Джери начала плакать – сердито всхлипывать, немного напоказ.
– Ты, сукин сын! Оставь меня В ПОКОЕ!
– Послушай! – кричал Скроуп в трубку. – Все, что у тебя было с Джоном Вренчем, – забыто! Я прощаю тебя! – Он почти ощущал на вкус ее соленые слезы. Потом – он был в этом уверен – жена вдруг перестала плакать и расхохоталась.
Она повесила трубку. Он позвонил снова, но телефон был занят. «Лучший ушел».
Скроуп выпил еще немного, взял из кабинета отцовский дробовик, поехал в Сигнал, к единственному в этом городишке многоквартирному дому, у которого была припаркована ее машина, и прострелил окошко и капот автомобиля, деньги за который он выплачивал два года.
– Теперь посмейся, – сказал Скроуп.
Этот акт возмездия вызвал из подсознания былые мстительные мысли, и по пути домой он заглянул на ранчо Вренча. Пикап Джона Вренча, еще теплый, стоял на подъездной дорожке, его искривленный металл блестел под луной. Скроуп разбил стекло, проколол шины, пальнул в боковое окошко – «Вот тебе поп-корн, Джон!» – и швырнул свою рубашку на переднее сиденье как визитную карточку. Впервые ему захотелось убить их, их обоих, убить кого угодно, но только собственной рукой. На лестнице зажегся свет, и Скроуп отъехал, голый до пояса, с бутылкой, прижатой ко рту, с каплями виски, стекающими по волосам, которые покрывали его грудь, надеясь, что ему хоть зайчик попадется под колеса.
Когда Джери вернулась в Южную Дакоту, он узнал, что тут замешана Инес, эта колченогая старая сука, но… они были соседи, и ради Маддимэна он не стал поднимать скандала.
Вренч, волчара кудрявый, после того случая на глаза ему не попадался, а Скроупу уже не хватало гнева, чтобы как следует пересчитать тому зубы. В молодости оба поимели десятки девок – и целочек, и таких, которые еще купались в сперме другого парня, и старых телок, которых хоть сейчас в мусорную корзину кидай, и молоденьких, и Кэйли, сестренку Вренча – туда-сюда, и никаких обид. Но Вренч, который сам-то никогда не был женат, позабыл разницу между девками и женой.

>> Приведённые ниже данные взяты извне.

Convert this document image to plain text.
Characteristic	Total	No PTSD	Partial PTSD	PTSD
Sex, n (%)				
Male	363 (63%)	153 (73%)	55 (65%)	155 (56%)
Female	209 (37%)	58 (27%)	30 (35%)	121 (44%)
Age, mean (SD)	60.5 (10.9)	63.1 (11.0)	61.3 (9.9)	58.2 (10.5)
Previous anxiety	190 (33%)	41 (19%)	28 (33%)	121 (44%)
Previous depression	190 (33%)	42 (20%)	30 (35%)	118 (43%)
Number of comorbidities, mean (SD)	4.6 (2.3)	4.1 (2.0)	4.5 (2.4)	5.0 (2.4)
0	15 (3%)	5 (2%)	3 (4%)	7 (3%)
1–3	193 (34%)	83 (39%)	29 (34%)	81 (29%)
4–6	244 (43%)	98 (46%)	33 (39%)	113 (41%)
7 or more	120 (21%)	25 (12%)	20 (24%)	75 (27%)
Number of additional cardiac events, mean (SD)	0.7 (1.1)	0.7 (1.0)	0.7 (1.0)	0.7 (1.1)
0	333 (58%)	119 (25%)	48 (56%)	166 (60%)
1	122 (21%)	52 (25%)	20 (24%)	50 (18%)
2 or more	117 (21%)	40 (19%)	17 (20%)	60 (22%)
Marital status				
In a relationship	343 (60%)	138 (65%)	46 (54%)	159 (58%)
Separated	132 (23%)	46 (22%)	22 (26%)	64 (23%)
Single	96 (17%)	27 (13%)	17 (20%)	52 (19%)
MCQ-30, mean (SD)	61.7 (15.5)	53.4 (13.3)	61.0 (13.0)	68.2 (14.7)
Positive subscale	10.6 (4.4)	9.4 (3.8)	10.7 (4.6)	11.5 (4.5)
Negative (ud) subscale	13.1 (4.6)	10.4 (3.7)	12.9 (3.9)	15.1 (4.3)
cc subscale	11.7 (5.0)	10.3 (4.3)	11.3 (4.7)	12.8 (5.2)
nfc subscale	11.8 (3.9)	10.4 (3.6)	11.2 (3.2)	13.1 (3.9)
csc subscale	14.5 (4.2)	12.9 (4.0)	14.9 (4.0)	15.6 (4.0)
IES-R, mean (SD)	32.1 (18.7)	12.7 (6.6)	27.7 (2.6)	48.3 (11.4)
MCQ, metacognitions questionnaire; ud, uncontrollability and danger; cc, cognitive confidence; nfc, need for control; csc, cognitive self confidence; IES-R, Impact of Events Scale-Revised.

У них был зуб друг на друга еще с детства, когда мамаша Скроупа присматривала за мальцом Вренчем. Они вместе играли в своем загончике, а Трэйн корчил им рожи через загородку или ложился под стол, так, чтобы они видели, и дурачился со своими пластмассовыми лошадками. Джери была его, Скроуповой, маленькой птичкой из Южной Дакоты, которая немножко здесь почирикала – и улетела обратно; а вот Джон Вренч возвращался снова и снова, и это будет продолжаться до тех пор, пока один из них не понесет гроб другого.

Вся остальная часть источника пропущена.